My preference is either 1 or 2 as a fallback, but @lightsighter may argue about what we can't force DCR in all cases. @lightsighter @elliottslaughter @streichler any comments/thoughts?

elliottslaughter commented 4 years ago

It would be nice if I could use the C interface for this. I'd rather not be forced to figure out how to do the codegen to call C++ methods. (Even if the first thing I do is convert the C++ objects in C API handles, that still involves going through a C++ shim to get there.)

I'm not quite sure I see how to factor this so that the main Legion doesn't need to be aware of the C API while still going with option (2). My intention with (1) was to provide a way around this so that the core Legion implementation doesn't need special support for the C API.

lightsighter commented 4 years ago

I'm fine with the CodeDescriptor path needing a different type that is based on C types. It won't be hard to make sure a function type. What is still missing is a way for me to invoke a code descriptor myself.

lightsighter commented 4 years ago

Global registration callback functions are now supported in Legion and I've updated all the Legate libraries to use them. The global registration callbacks work correctly both with and without control replication. As in the Legate case, any shared object should be able to request a global registration callback in its constructor in order to ensure that the shared object is loaded on all nodes in the system. The runtime automatically deduplicates them to avoid O(N^2) messages being required to do this loading.

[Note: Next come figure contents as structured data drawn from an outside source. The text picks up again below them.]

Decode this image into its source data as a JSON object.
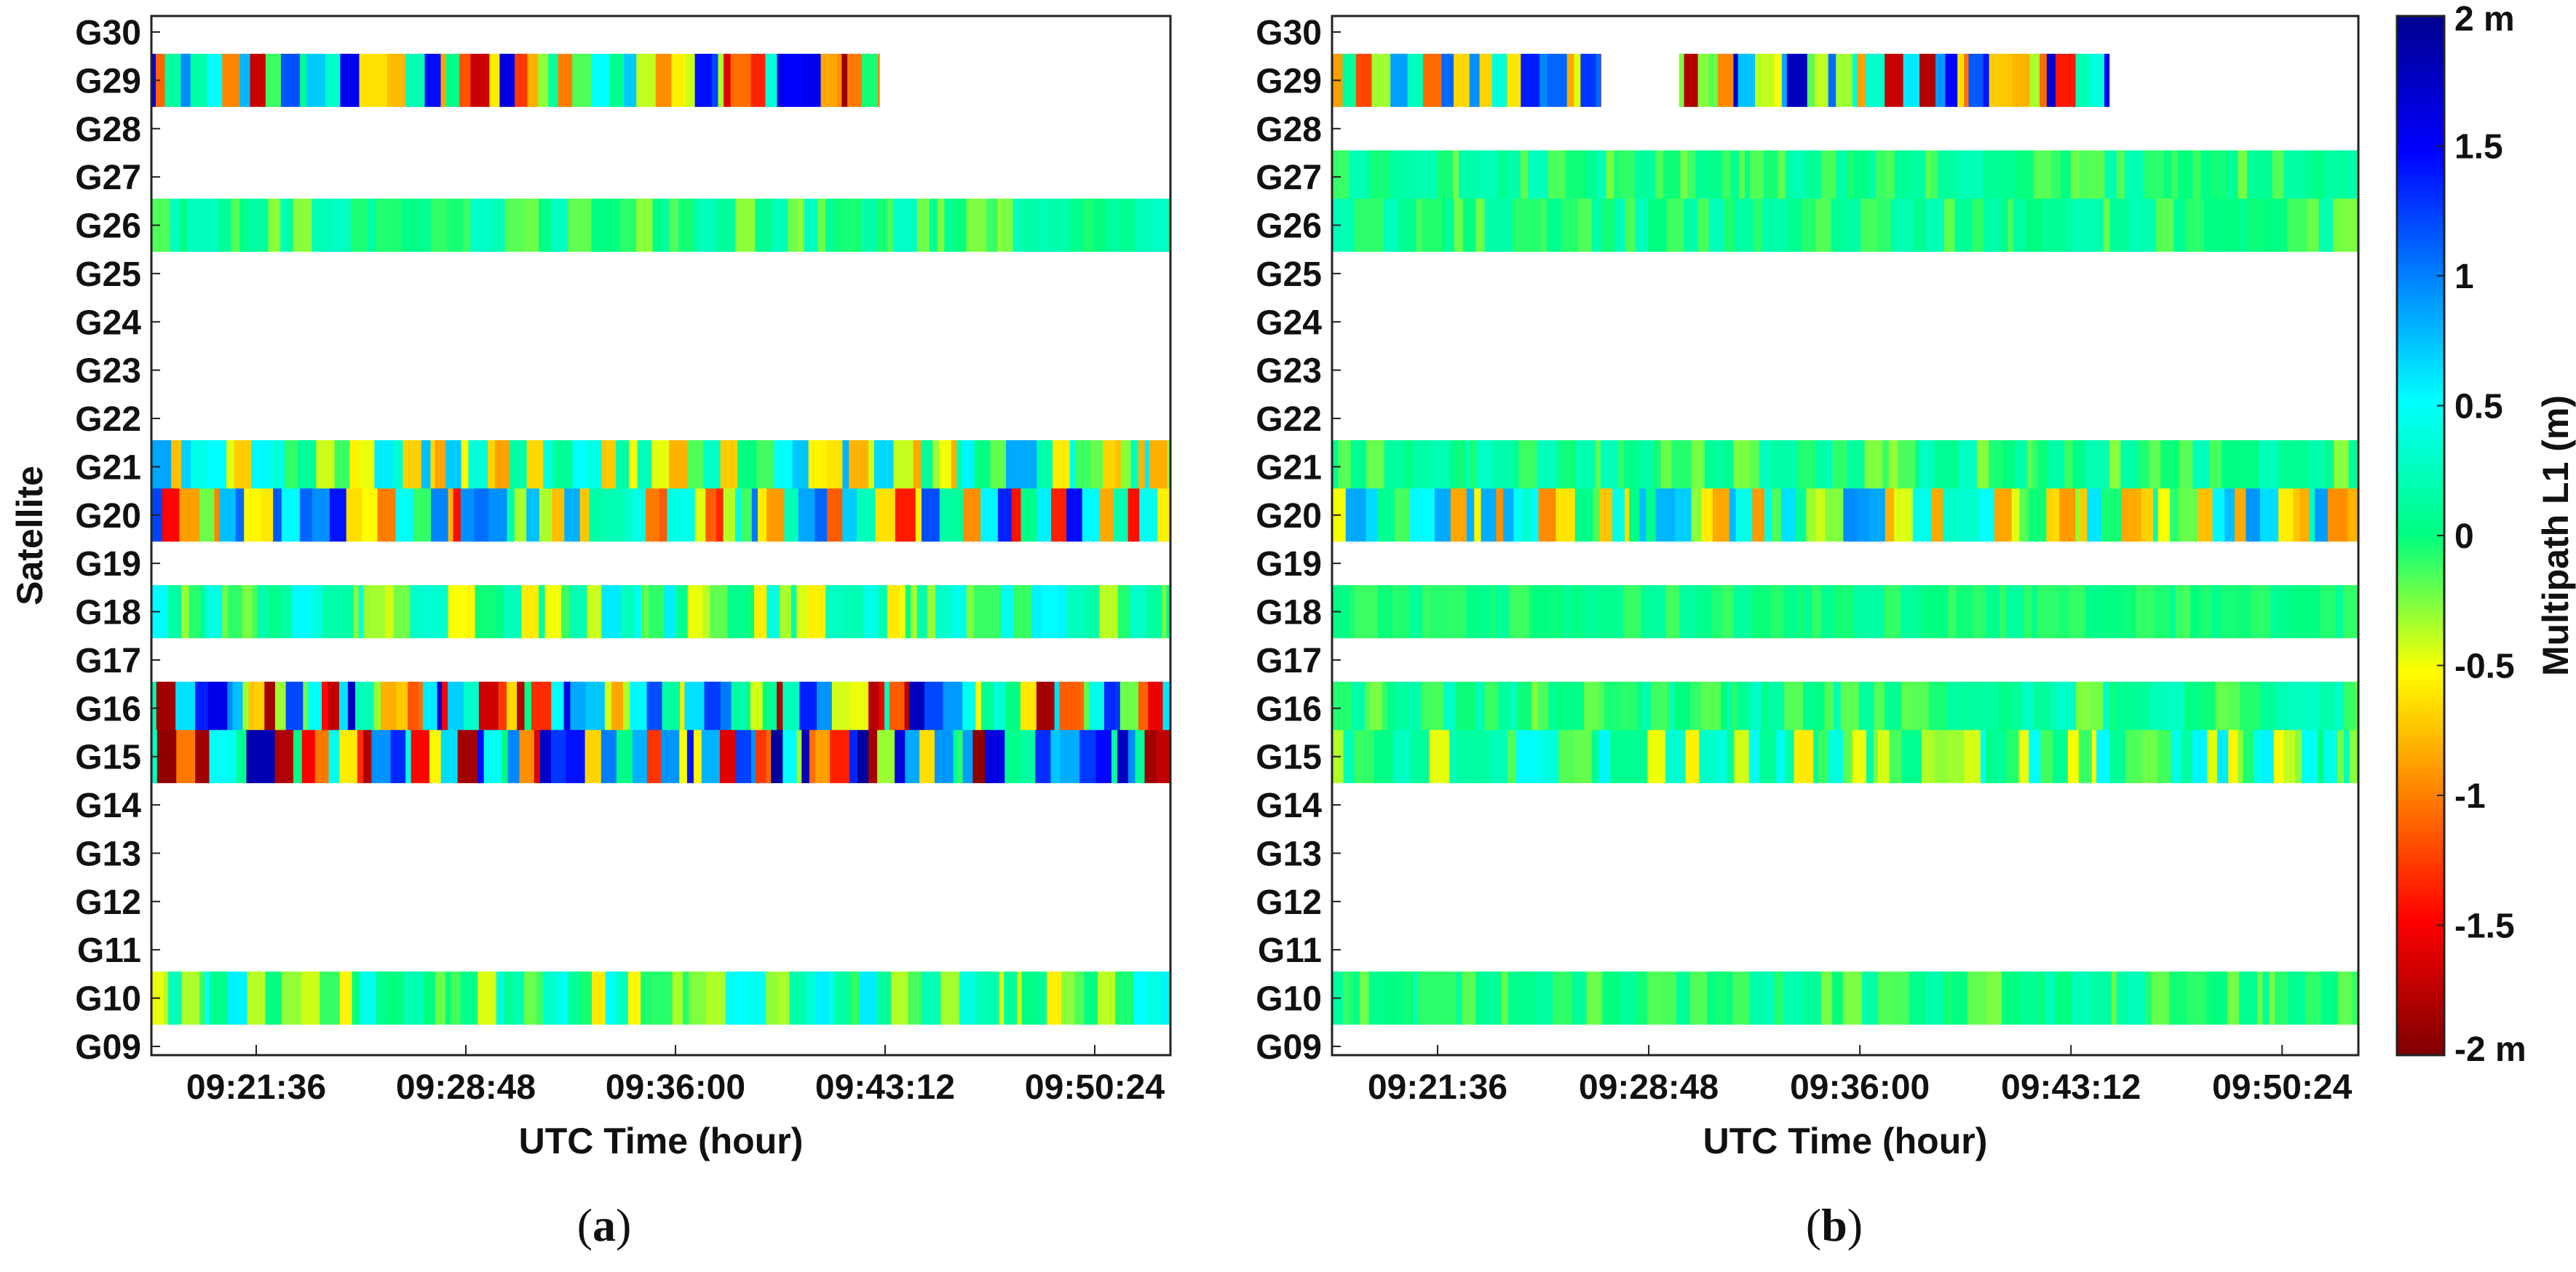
{
  "figure": {
    "colorbar": {
      "label": "Multipath L1 (m)",
      "ticks": [
        "2 m",
        "1.5",
        "1",
        "0.5",
        "0",
        "-0.5",
        "-1",
        "-1.5",
        "-2 m"
      ],
      "values": [
        2,
        1.5,
        1,
        0.5,
        0,
        -0.5,
        -1,
        -1.5,
        -2
      ],
      "colormap": [
        "#7f0000",
        "#ff0000",
        "#ffff00",
        "#00ff80",
        "#00ffff",
        "#0000ff",
        "#00008f"
      ]
    }
  },
  "chart_data": [
    {
      "type": "heatmap",
      "panel": "a",
      "caption_open": "(",
      "caption_letter": "a",
      "caption_close": ")",
      "xlabel": "UTC Time (hour)",
      "ylabel": "Satellite",
      "xtick_labels": [
        "09:21:36",
        "09:28:48",
        "09:36:00",
        "09:43:12",
        "09:50:24"
      ],
      "xlim": [
        "09:18:00",
        "09:53:00"
      ],
      "ytick_labels": [
        "G30",
        "G29",
        "G28",
        "G27",
        "G26",
        "G25",
        "G24",
        "G23",
        "G22",
        "G21",
        "G20",
        "G19",
        "G18",
        "G17",
        "G16",
        "G15",
        "G14",
        "G13",
        "G12",
        "G11",
        "G10",
        "G09"
      ],
      "value_range": [
        -2,
        2
      ],
      "series": [
        {
          "name": "G29",
          "start": "09:18:00",
          "end": "09:43:00",
          "multipath_amplitude_m": 1.9
        },
        {
          "name": "G26",
          "start": "09:18:00",
          "end": "09:53:00",
          "multipath_amplitude_m": 0.3
        },
        {
          "name": "G21",
          "start": "09:18:00",
          "end": "09:53:00",
          "multipath_amplitude_m": 0.9
        },
        {
          "name": "G20",
          "start": "09:18:00",
          "end": "09:53:00",
          "multipath_amplitude_m": 1.5
        },
        {
          "name": "G18",
          "start": "09:18:00",
          "end": "09:53:00",
          "multipath_amplitude_m": 0.6
        },
        {
          "name": "G16",
          "start": "09:18:00",
          "end": "09:53:00",
          "multipath_amplitude_m": 1.9
        },
        {
          "name": "G15",
          "start": "09:18:00",
          "end": "09:53:00",
          "multipath_amplitude_m": 2.0
        },
        {
          "name": "G10",
          "start": "09:18:00",
          "end": "09:53:00",
          "multipath_amplitude_m": 0.6
        }
      ]
    },
    {
      "type": "heatmap",
      "panel": "b",
      "caption_open": "(",
      "caption_letter": "b",
      "caption_close": ")",
      "xlabel": "UTC Time (hour)",
      "ylabel": "",
      "xtick_labels": [
        "09:21:36",
        "09:28:48",
        "09:36:00",
        "09:43:12",
        "09:50:24"
      ],
      "xlim": [
        "09:18:00",
        "09:53:00"
      ],
      "ytick_labels": [
        "G30",
        "G29",
        "G28",
        "G27",
        "G26",
        "G25",
        "G24",
        "G23",
        "G22",
        "G21",
        "G20",
        "G19",
        "G18",
        "G17",
        "G16",
        "G15",
        "G14",
        "G13",
        "G12",
        "G11",
        "G10",
        "G09"
      ],
      "value_range": [
        -2,
        2
      ],
      "series": [
        {
          "name": "G29",
          "start": "09:18:00",
          "end": "09:27:10",
          "multipath_amplitude_m": 1.5
        },
        {
          "name": "G29",
          "start": "09:29:50",
          "end": "09:44:30",
          "multipath_amplitude_m": 1.8
        },
        {
          "name": "G27",
          "start": "09:18:00",
          "end": "09:53:00",
          "multipath_amplitude_m": 0.25
        },
        {
          "name": "G26",
          "start": "09:18:00",
          "end": "09:53:00",
          "multipath_amplitude_m": 0.25
        },
        {
          "name": "G21",
          "start": "09:18:00",
          "end": "09:53:00",
          "multipath_amplitude_m": 0.3
        },
        {
          "name": "G20",
          "start": "09:18:00",
          "end": "09:53:00",
          "multipath_amplitude_m": 1.0
        },
        {
          "name": "G18",
          "start": "09:18:00",
          "end": "09:53:00",
          "multipath_amplitude_m": 0.15
        },
        {
          "name": "G16",
          "start": "09:18:00",
          "end": "09:53:00",
          "multipath_amplitude_m": 0.3
        },
        {
          "name": "G15",
          "start": "09:18:00",
          "end": "09:53:00",
          "multipath_amplitude_m": 0.6
        },
        {
          "name": "G10",
          "start": "09:18:00",
          "end": "09:53:00",
          "multipath_amplitude_m": 0.25
        }
      ]
    }
  ]
}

I'm still open to the CodeDescriptor path, but I need to have a way to invoke the CodeDescriptor at the Legion level, which I don't believe that I have any way to do at the moment. Here would be the C type though for the function that the CodeDescriptor should contain:

void (*)(legion_machine_t, legion_runtime_t, legion_processor_t*, size_t)
elliottslaughter commented 4 years ago

I assume the CodeDescriptor issue is really a Realm thing? It seems like we have a path for generating tasks, just not a path for generating function pointers.

lightsighter commented 4 years ago

I assume the CodeDescriptor issue is really a Realm thing?

Yes, there's no way to invoke a generic code descriptor in Realm today. I would effectively have to write a shim that wraps the code descriptor into another code descriptor that has the right type for a Realm task so I can run it. I don't know how to do that for a code descriptor today which could be anything internally.

It seems like we have a path for generating tasks, just not a path for generating function pointers.

To be clear, I don't need a function pointer as I will identify the function by its shared object name and its symbol name in that shared object. What I do need though is a way to run the code inside of the code descriptor object with arguments that I control.

lightsighter commented 4 years ago

An update to this issue: despite my best efforts, we've concluded that it is unsafe to call perform_registration_callback inside of dlopen, not because of anything that Legion does, but because Realm can't make new threads when inside of dlopen due to issues with TLS.

Is the only thing missing before we close this issue support for a "payload" of opaque data requested by @elliottslaughter? Anything else? I know that all the Legate libraries are working with this code so I'm confident it is working well.